What happens if an option holder leaves the company?

Takeaway: If an option holder leaves the company, they generally have 90 days from the termination date to exercise their option. If they don’t exercise within that window, the option expires. Companies can generally extend the window in which the option holder can exercise but there are restrictions on when this can be done and it will convert an ISO to an NSO.

When an employee or consultant who holds stock options leaves a startup, the fate of their option depends on the specific terms of the option agreement and any applicable company policies.

In general, if the employee or consultant leaves the company before their option has vested (i.e., some of shares subject to their option has not vested), they typically forfeit those shares subject to the option that have not vested option. This means they will only have the right to purchase shares representing that portion of the option that has vested. The unvested portion of the option typically expires immediately upon termination of service. Remember, an option is a right to purchase shares of stock, not stock itself, so as the option vests, the employee or consultant receives the right to purchase more and more shares of stock (but they still have to exercise the option to purchase the stock).

If the employee leaves after a portion of the shares subject to their option has vested, they may have a limited time to exercise their option with respect to those vested shares, typically 90 days or less.
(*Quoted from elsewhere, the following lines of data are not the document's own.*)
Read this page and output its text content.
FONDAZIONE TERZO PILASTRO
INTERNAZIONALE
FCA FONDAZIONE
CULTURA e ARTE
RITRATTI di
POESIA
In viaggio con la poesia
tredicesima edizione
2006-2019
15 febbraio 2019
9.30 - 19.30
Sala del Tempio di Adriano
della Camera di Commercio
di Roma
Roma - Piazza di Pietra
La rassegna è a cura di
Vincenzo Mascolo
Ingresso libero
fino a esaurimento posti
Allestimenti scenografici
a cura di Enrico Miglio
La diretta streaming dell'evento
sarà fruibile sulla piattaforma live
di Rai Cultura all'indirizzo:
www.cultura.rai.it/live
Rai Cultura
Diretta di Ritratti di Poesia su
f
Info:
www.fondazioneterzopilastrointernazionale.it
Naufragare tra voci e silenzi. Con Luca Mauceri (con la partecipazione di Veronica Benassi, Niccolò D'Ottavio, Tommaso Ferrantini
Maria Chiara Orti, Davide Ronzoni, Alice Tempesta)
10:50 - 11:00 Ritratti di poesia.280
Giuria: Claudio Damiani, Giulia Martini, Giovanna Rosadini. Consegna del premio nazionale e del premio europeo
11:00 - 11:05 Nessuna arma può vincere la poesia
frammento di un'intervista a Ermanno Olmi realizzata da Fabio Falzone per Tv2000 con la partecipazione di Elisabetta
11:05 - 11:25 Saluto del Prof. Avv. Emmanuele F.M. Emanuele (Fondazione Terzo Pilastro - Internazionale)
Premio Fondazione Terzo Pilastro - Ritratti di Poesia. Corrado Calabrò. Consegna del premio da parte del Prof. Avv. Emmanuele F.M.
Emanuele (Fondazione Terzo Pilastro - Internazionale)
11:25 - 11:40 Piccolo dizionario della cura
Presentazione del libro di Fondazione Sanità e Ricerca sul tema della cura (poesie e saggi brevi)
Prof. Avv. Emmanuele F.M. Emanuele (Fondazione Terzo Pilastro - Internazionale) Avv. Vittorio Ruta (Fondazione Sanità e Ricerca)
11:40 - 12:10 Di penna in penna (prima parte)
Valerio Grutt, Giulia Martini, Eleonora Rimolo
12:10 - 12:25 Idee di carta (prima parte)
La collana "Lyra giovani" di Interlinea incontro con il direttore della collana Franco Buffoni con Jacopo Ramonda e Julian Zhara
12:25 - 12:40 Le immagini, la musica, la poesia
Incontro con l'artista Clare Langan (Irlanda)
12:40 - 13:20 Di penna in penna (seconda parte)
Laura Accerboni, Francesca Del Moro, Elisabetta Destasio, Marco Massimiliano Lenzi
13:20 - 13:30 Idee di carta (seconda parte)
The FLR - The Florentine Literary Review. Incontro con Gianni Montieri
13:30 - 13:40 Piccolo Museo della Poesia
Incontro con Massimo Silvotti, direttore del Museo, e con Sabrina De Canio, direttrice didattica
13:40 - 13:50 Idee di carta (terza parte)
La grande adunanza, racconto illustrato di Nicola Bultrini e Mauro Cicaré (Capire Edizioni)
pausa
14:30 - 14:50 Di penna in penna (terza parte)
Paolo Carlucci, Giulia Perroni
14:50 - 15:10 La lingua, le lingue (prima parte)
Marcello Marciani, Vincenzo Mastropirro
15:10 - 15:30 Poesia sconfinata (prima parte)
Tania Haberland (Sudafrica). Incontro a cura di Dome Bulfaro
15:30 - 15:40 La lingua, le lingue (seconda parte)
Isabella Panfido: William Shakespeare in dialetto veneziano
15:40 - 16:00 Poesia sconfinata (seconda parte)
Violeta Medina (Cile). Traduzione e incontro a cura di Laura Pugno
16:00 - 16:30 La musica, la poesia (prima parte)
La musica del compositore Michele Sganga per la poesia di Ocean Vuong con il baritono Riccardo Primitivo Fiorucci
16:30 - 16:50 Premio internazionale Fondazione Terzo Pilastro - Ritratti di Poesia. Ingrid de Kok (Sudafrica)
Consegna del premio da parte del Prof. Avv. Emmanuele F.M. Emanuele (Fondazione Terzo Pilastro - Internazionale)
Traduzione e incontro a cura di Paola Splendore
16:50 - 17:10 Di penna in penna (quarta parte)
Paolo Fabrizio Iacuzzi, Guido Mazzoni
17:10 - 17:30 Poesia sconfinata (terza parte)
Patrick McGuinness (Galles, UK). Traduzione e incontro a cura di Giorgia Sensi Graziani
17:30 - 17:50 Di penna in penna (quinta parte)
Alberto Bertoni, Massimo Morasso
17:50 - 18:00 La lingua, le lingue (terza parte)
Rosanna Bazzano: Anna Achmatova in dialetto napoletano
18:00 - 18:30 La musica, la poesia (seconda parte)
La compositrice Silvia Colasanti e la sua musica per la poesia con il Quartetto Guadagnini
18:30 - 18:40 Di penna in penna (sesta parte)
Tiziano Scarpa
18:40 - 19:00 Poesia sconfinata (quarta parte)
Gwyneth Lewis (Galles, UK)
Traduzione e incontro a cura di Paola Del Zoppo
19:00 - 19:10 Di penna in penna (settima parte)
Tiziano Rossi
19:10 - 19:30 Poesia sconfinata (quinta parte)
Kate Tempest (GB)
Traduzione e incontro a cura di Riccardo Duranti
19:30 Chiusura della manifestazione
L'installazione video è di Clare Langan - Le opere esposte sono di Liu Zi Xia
If the employee fails to exercise their option during this time period, the option will typically expire and become worthless. If that happens, the shares that were subject to that option will return to the shares reserved for the company’s equity incentive plan and can then be issued to another employee or consultant.

In some cases, startups may have policies in place that allow employees to retain their vested options for a longer period of time, such as up to 10 years from the date of grant. However, this is relatively uncommon and is usually limited to situations where the company is offering some sort of severance to an executive or high-level employee. This is called extending the post-termination exercise period and there are limitations on when it can be done.

In summary, the fate of an employee or consultant’s stock option after leaving a startup depends on several factors, including the terms of the option agreement, company policies, and any applicable laws or regulations. It's important for both companies and employees and consultants to understand these factors and to have a clear understanding of what will happen to a stock option in the event of an employee or consultant’s departure. By communicating these policies clearly to employees and consultants and working with qualified legal and tax professionals, startups can ensure that their equity compensation policies are structured in a way that benefits both the company and its service providers.